Post
Topic
Board Economics
Re: Martin Armstrong Discussion
by
CoinCube
on 04/04/2017, 17:50:08 UTC
Gold and Silver are simply attempts to take human weakness out of the picture by tying the concept of money to something that cannot be easily forged or mass produced. This works to a degree but it historically also ultimately fails to restrain us from eventually debasing and destroying the currency system.

This is the most misleading statement about the viability of metals ever.  Just because someone attempts to debase the currency does not mean gold or silver has "failed" in any way.  It's valued by it's metal content, not anything else.  Contrary to whatever lies Armstrong will tell you, when they debased silver by 50% in Rome, the soldiers just asked for twice as much pay, and so did the merchants for their goods.  Yes, a king or whoever can sometimes trick people with debasement over a short period of time, but never the long run.

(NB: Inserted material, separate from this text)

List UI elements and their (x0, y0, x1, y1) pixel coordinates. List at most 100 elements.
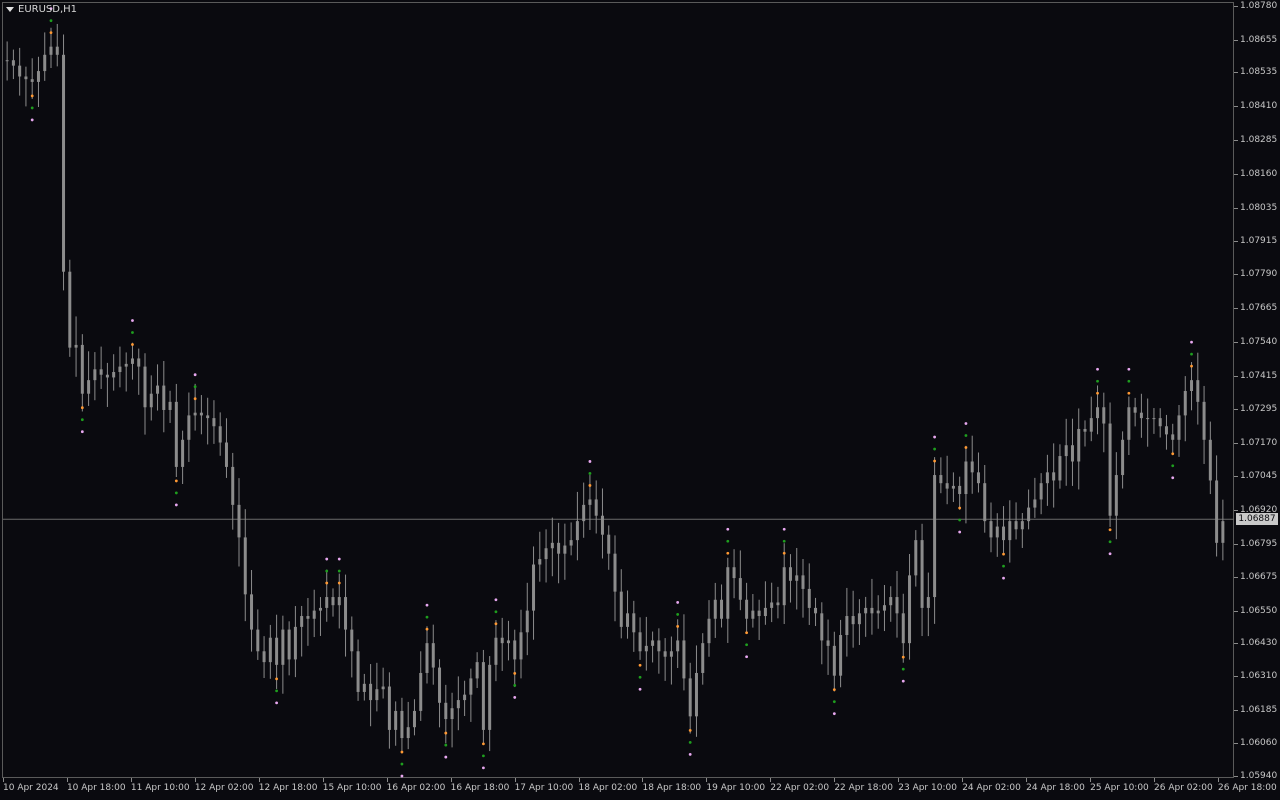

The monetary aspect of metals is valued not by the metal content but by what one can get for the metal at any given time in terms of goods and services in trade.

If a metal based monetary system cannot prevent recurrent debasement of the unit of measurement either via direct physical debasement or via the addition of financial paper instruments then it has failed as a sound monetary system. Metals have repeatedly failed in history though they are superior to paper instruments which fail much faster. The concept that you can retain some value by hiding non debased pure metal via burying it in a hole while the overall currency system and economy implode does not constitute success. You can retain value with any asset you can hide, protect, and trade.

Saying a ounce of gold is always worth an ounce of gold is true but meaningless. A pound of fish is also always worth a pound of fish. Monetary utility can be assigned to any asset be it metal, paper, or digital. Gold and silver are very good forms of money but they are not perfect and they fail in the face of poor human decision making. If they didn't fail we would be using gold or silver today to purchase things.